La proposta più netta nel mondo del gear per DJ quest'anno è anche la più piccola. Devious Pocket, dello studio di Amsterdam NAP Works, è un sistema di vinile digitale autonomo: colleghi alla scatola una chiavetta USB con i tuoi brani, appoggi la puntina su un disco di controllo e suona. Niente laptop. Niente abbonamento. Niente lettore all-in-one al prezzo di un'auto usata. È costruito su NAP, un framework audiovisivo open-source diventato organizzazione non profit nel 2024, e parte da 249 euro per la prima serie di 100 unità.
Come fa una scatola così piccola a sostituire un setup con laptop?
Il dispositivo fa il lavoro che normalmente svolgono un laptop e un software DVS. Legge il timecode dal tuo vinile di controllo, riproduce il file digitale dalla chiavetta USB e spinge l'audio attraverso un DAC HifiBerry di qualità da studio. Un touchscreen da 4 pollici ad alta risoluzione mostra le forme d'onda e i punti cue. Fa loop da 1 a 32 battute per gli edit dal vivo, sincronizza automaticamente i BPM tra i brani e permette di impostare cue personalizzati.
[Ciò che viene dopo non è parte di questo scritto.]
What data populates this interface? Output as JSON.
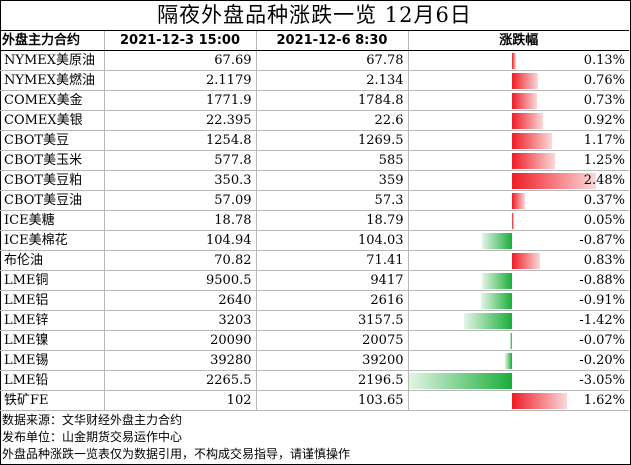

Un pulsante di pass-through salta all'istante tra il file digitale e il vinile grezzo sottostante, così un set ibrido, un disco vero verso un brano digitale, si suona con una sola pressione.
La costruzione è volutamente poco glamour, ed è proprio questo l'argomento: un processore a raffreddamento passivo, parti riparabili reperibili in commercio, una scocca stampata in 3D. Niente al suo interno è progettato per essere una scatola nera sigillata.
Cosa porta davvero l'"apertura" al DJ in questo caso?
Il firmware in sé è proprietario, quindi non è un prodotto completamente aperto. Ma poggia su NAP, lo stesso framework gratuito usato nelle installazioni audiovisive professionali, che il team ha riorientato su Linux e hardware embedded. In pratica, questo significa che la piattaforma sottostante è documentata e non appartiene a un singolo gigante del settore. NAP Works si descrive come un piccolo team europeo senza soldi di capitali di rischio, che vende su ordinazione tramite Indiegogo, con un bundle early-bird da 499 euro che aggiunge i supporti.
Colleghi una chiavetta USB, appoggi la puntina e suona. La proposta è semplice così, ed è questa la minaccia.
Perché tutto questo scuote l'economia dei CDJ?
Da vent'anni il booth da club standard significa lettori costosi, chiusi, e il vincolo che ne deriva. Un dispositivo da 249 euro costruito con parti riparabili su un framework aperto è una controargomentazione diretta: dice che il lavoro da timecode ad audio non richiede un'unità sigillata a quattro cifre, e che riparazione e smanettamento sono funzioni, non minacce. Non sostituirà domani il modello di punta nel booth di un festival. Ma per il DJ da cameretta, il piccolo bar, il purista del vinile che vuole le casse digitali senza un laptop acceso nel booth, ridefinisce quanto costa il biglietto d'ingresso. Peter Kirn, su CDM, lo ha presentato esattamente come questo tipo di sfida agli standard del settore.